Assuming this actually happens. Apple discovers the method used for side loading and pushes an update to patch it.

Epic App Store breaks and they need to repeat the whole process again.
 
... Years ago, back in 1997 I believe, Microsoft was forced to give Apple $150M USD to prop-up Apple, to create competition. ...

... So, for anyone reading this, Microsoft was not forced to give Apple $150M. I have no idea where the poster got the information, but I’m assuming it was made up...

It was not made up, per se -- but it absolutely is a misinterpretation of events.

The time was the late 1990's. Apple was somewhat on the ropes at that point, having had some pretty significant setbacks with their next-gen OS development (dubbed "Copland") and likewise languishing badly in the hardware innovation department; that was when journalists from even non-technical publications were claiming that Apple would "one day soon" go bankrupt. Amid that, there were also some rumblings about Microsoft possibly pulling the plug from the Mac version of Microsoft Office... because obviously if Apple went bankrupt, Microsoft would no longer have a reason to care about their customer base, right?
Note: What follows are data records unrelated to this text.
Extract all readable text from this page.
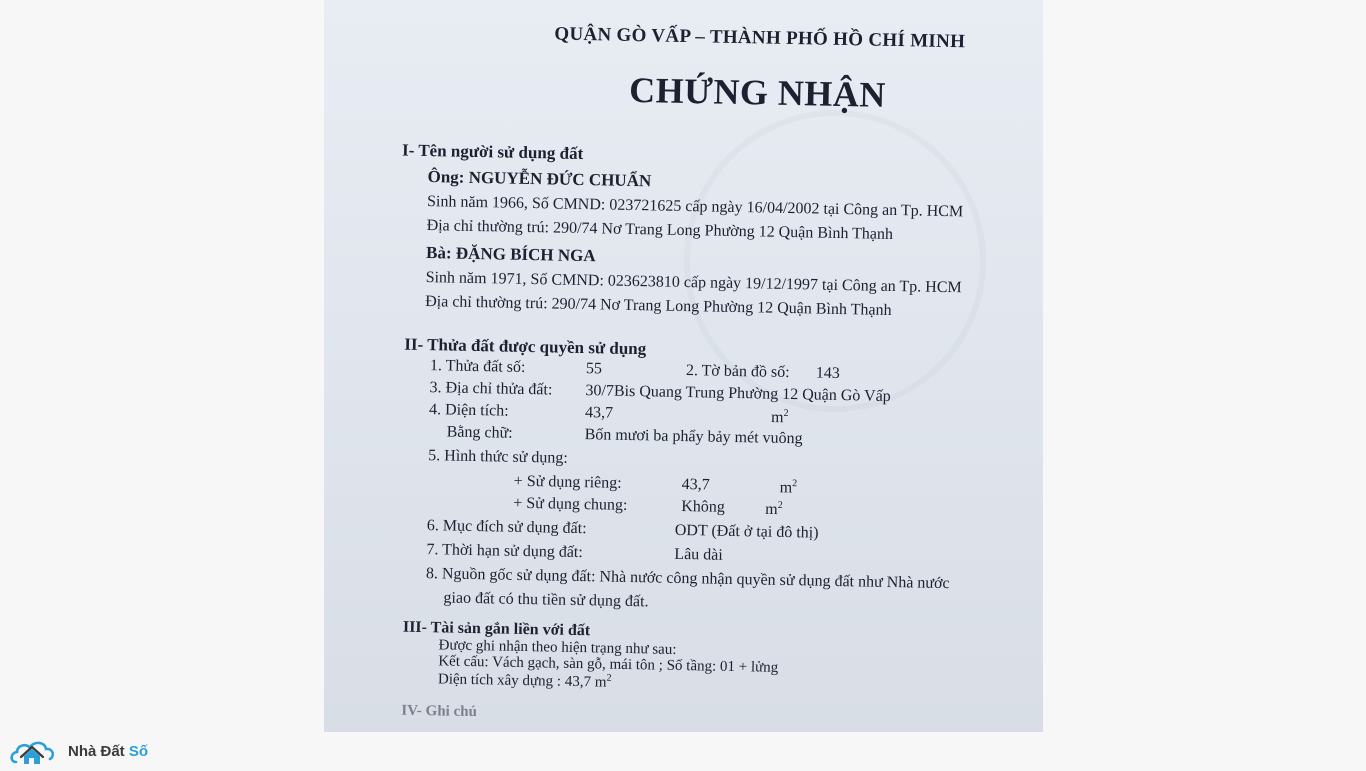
QUẬN GÒ VẤP – THÀNH PHỐ HỒ CHÍ MINH
CHỨNG NHẬN
I- Tên người sử dụng đất
Ông: NGUYỄN ĐỨC CHUẨN
Sinh năm 1966, Số CMND: 023721625 cấp ngày 16/04/2002 tại Công an Tp. HCM
Địa chỉ thường trú: 290/74 Nơ Trang Long Phường 12 Quận Bình Thạnh
Bà: ĐẶNG BÍCH NGA
Sinh năm 1971, Số CMND: 023623810 cấp ngày 19/12/1997 tại Công an Tp. HCM
Địa chỉ thường trú: 290/74 Nơ Trang Long Phường 12 Quận Bình Thạnh
II- Thửa đất được quyền sử dụng
1. Thửa đất số:	55	2. Tờ bản đồ số: 143
3. Địa chỉ thửa đất: 30/7Bis Quang Trung Phường 12 Quận Gò Vấp
4. Diện tích:	43,7	$m^2$
Bằng chữ:	Bốn mươi ba phẩy bảy mét vuông
5. Hình thức sử dụng:
+ Sử dụng riêng:	43,7	$m^2$
+ Sử dụng chung:	Không	$m^2$
6. Mục đích sử dụng đất:	ODT (Đất ở tại đô thị)
7. Thời hạn sử dụng đất:	Lâu dài
8. Nguồn gốc sử dụng đất: Nhà nước công nhận quyền sử dụng đất như Nhà nước
giao đất có thu tiền sử dụng đất.
III- Tài sản gắn liền với đất
Được ghi nhận theo hiện trạng như sau:
Kết cấu: Vách gạch, sàn gỗ, mái tôn ; Số tầng: 01 + lửng
Diện tích xây dựng : 43,7 $m^2$
IV- Ghi chú
Nhà Đất Số
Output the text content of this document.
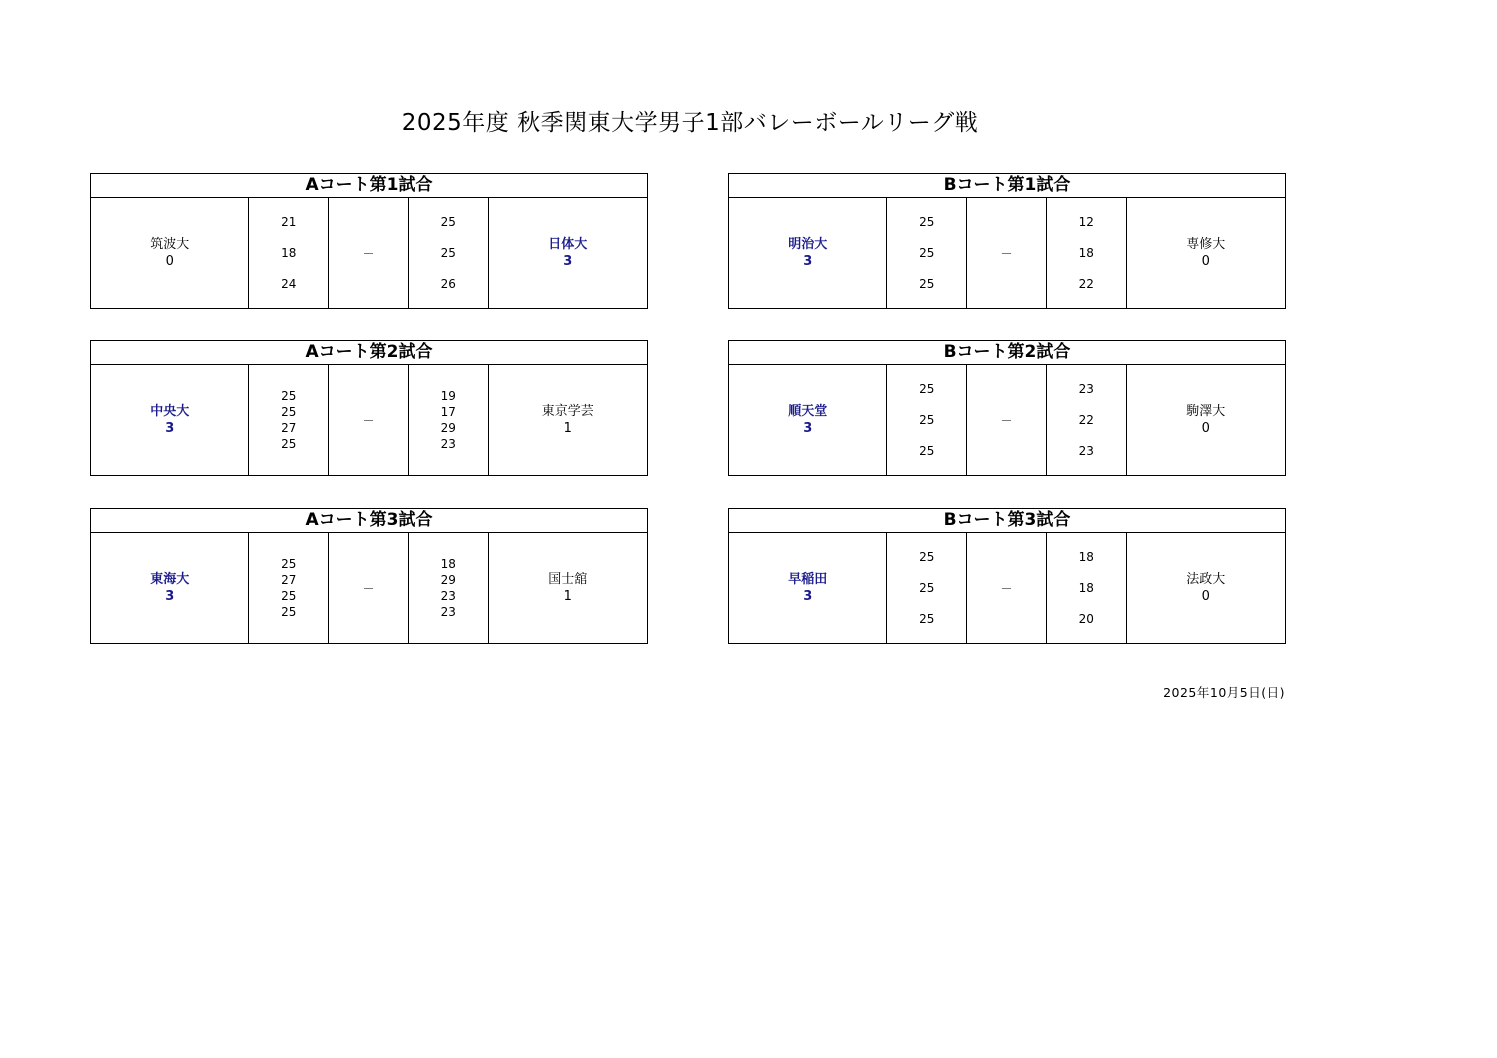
2025年度 秋季関東大学男子1部バレーボールリーグ戦
Aコート第1試合
筑波大
0
21
18
24
－
25
25
26
日体大
3
Bコート第1試合
明治大
3
25
25
25
－
12
18
22
専修大
0
Aコート第2試合
中央大
3
25
25
27
25
－
19
17
29
23
東京学芸
1
Bコート第2試合
順天堂
3
25
25
25
－
23
22
23
駒澤大
0
Aコート第3試合
東海大
3
25
27
25
25
－
18
29
23
23
国士舘
1
Bコート第3試合
早稲田
3
25
25
25
－
18
18
20
法政大
0
2025年10月5日(日)
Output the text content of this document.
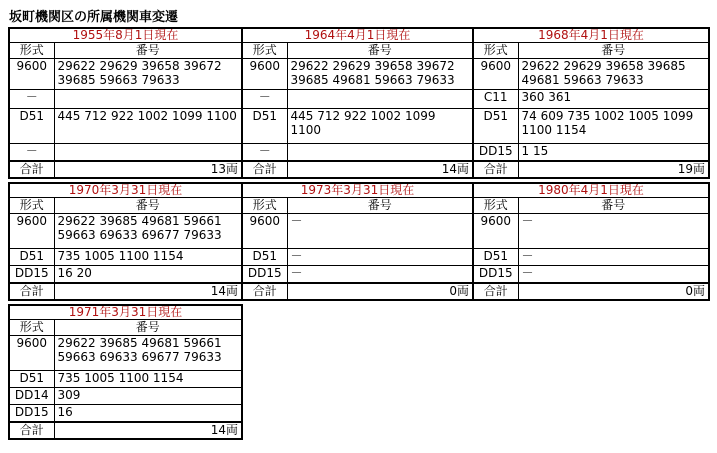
坂町機関区の所属機関車変遷
1955年8月1日現在	
形式	番号
9600	29622 29629 39658 39672 39685 59663 79633
－	
D51	445 712 922 1002 1099 1100
－	
合計	13両
1964年4月1日現在	
形式	番号
9600	29622 29629 39658 39672 39685 49681 59663 79633
－	
D51	445 712 922 1002 1099 1100
－	
合計	14両
1968年4月1日現在	
形式	番号
9600	29622 29629 39658 39685 49681 59663 79633
C11	360 361
D51	74 609 735 1002 1005 1099 1100 1154
DD15	1 15
合計	19両
1970年3月31日現在	
形式	番号
9600	29622 39685 49681 59661 59663 69633 69677 79633
D51	735 1005 1100 1154
DD15	16 20
合計	14両
1973年3月31日現在	
形式	番号
9600	－
D51	－
DD15	－
合計	0両
1980年4月1日現在	
形式	番号
9600	－
D51	－
DD15	－
合計	0両
1971年3月31日現在	
形式	番号
9600	29622 39685 49681 59661 59663 69633 69677 79633
D51	735 1005 1100 1154
DD14	309
DD15	16
合計	14両
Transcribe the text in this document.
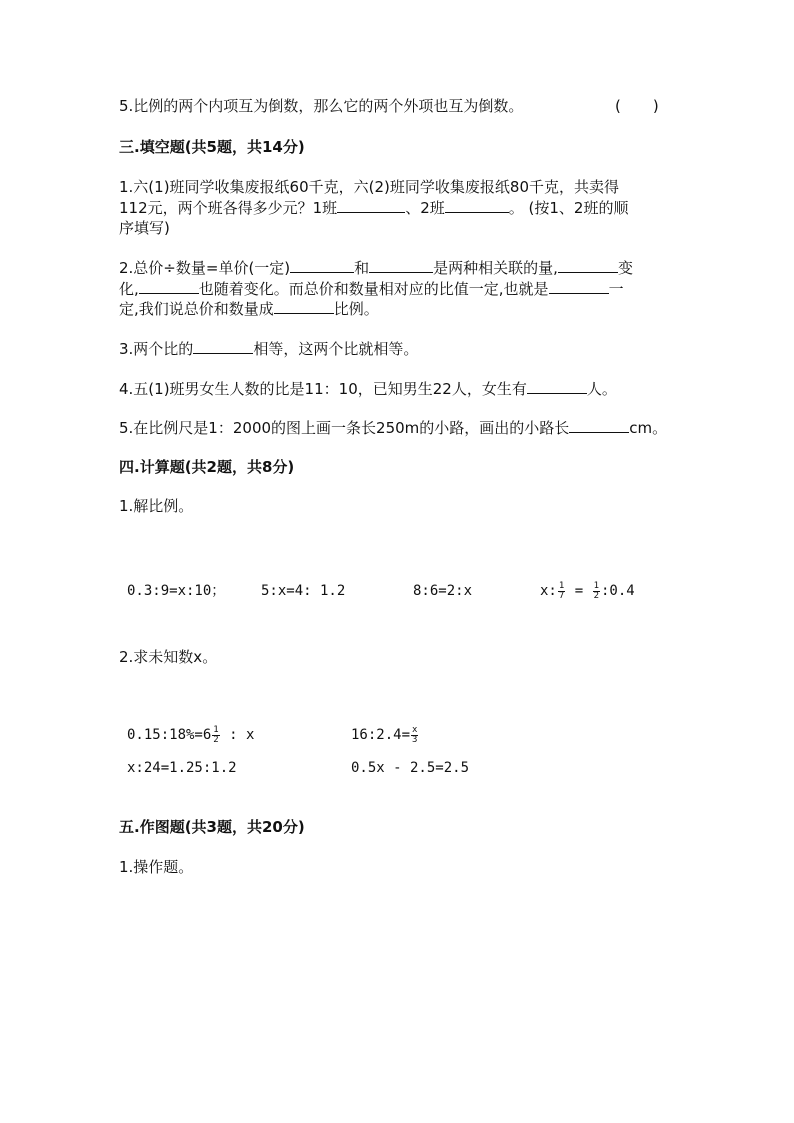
5.比例的两个内项互为倒数，那么它的两个外项也互为倒数。	( )
三.填空题(共5题，共14分)
1.六(1)班同学收集废报纸60千克，六(2)班同学收集废报纸80千克，共卖得
112元，两个班各得多少元？1班	、2班	。 (按1、2班的顺
序填写)
2.总价÷数量=单价(一定)	和	是两种相关联的量,	变
化,	也随着变化。而总价和数量相对应的比值一定,也就是	一
定,我们说总价和数量成	比例。
3.两个比的	相等，这两个比就相等。
4.五(1)班男女生人数的比是11：10，已知男生22人，女生有	人。
5.在比例尺是1：2000的图上画一条长250m的小路，画出的小路长	cm。
四.计算题(共2题，共8分)
1.解比例。
0.3:9=x:10；	5:x=4: 1.2	8:6=2:x	x: $\frac{1}{7} = \frac{1}{2}$ :0.4
2.求未知数x。
0.15:18%=6 $\frac{1}{2}$ : x	16:2.4= $\frac{x}{3}$
x:24=1.25:1.2	0.5x - 2.5=2.5
五.作图题(共3题，共20分)
1.操作题。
Meanwhile, Microsoft was going through their own troubles; the DOJ was seriously contemplating the possibility of splitting up the company, due to Microsoft's very real monopoly power, and the ways in which they were perceived to be wielding it to their advantage. Microsoft's influence over the computer market was rivaled only by Ma Bell's influence over the phone industry, just prior to Ma Bell being broken up by the government a couple of decades earlier. Desktop Linux was still barely a twinkle on the horizon, Apple was basically a single-digit also ran at best, and....... well, there is no "and"; aside from Apple, Microsoft Windows basically controlled the entire desktop computer market. Thus, it was easy to see the very real possibility of Microsoft being broken apart.

So while all of that was going on, a truly bizarre thing happened at Apple: they outright bought the entire company that Steve Jobs, their previously ousted CEO, had founded after he left Apple. They also ousted their (then) current CEO, Gil Amelio, who had been driving the company right off of the proverbial cliff, and they invited Steve Jobs to retake his old position. Steve accepted -- at least as an interim CEO -- and almost immediately started making huge waves... because, as anyone who knows anything at all about his life story will tell you, that was quite simply exactly what he did best. (I won't go into all of those details, as they are not particularly relevant to this telling of the story.)

One of the waves he spawned was a truce with Bill Gates and Microsoft -- which included a $150M investment in non-voting Apple stock, and a commitment to continue developing Microsoft Office for Mac, for years to come. Mind you, contrary to what many believed, Apple wasn't actually that close to being bankrupt, quite yet... but the investment helped to dissuade the general public -- and more importantly, other software developers -- from believing that they were. As a side benefit, Microsoft was able to refer back to that investment in their antitrust hearings as a kind of, "See? We're not an anticompetitive monopoly! We even invested in our (ahem) strongest competitor!" response to that whole break-up thing that they were potentially facing.

So Microsoft was by no means forced to make that investment... but Steve did convince Bill that it would be best for both companies if they did so.

The denouement of the story is: Microsoft was not broken up, though they did have to live with some government oversight for a little while. They also eventually sold their Apple stock at a pretty decent profit. And of course, with the resulting renewed confidence in their longevity, Apple went on to produce several tremendously successful products, including the iMac, the iPod, macOS X and the iPhone, alongside quite a few other somewhat less successful products. The rest, as they say, is history.

(Source: I lived through the 90's, and I voraciously read all about it at the time. Also, you can Google "Microsoft antitrust case" and "Microsoft investment in Apple" if you're interested in putting the pieces together for yourself.)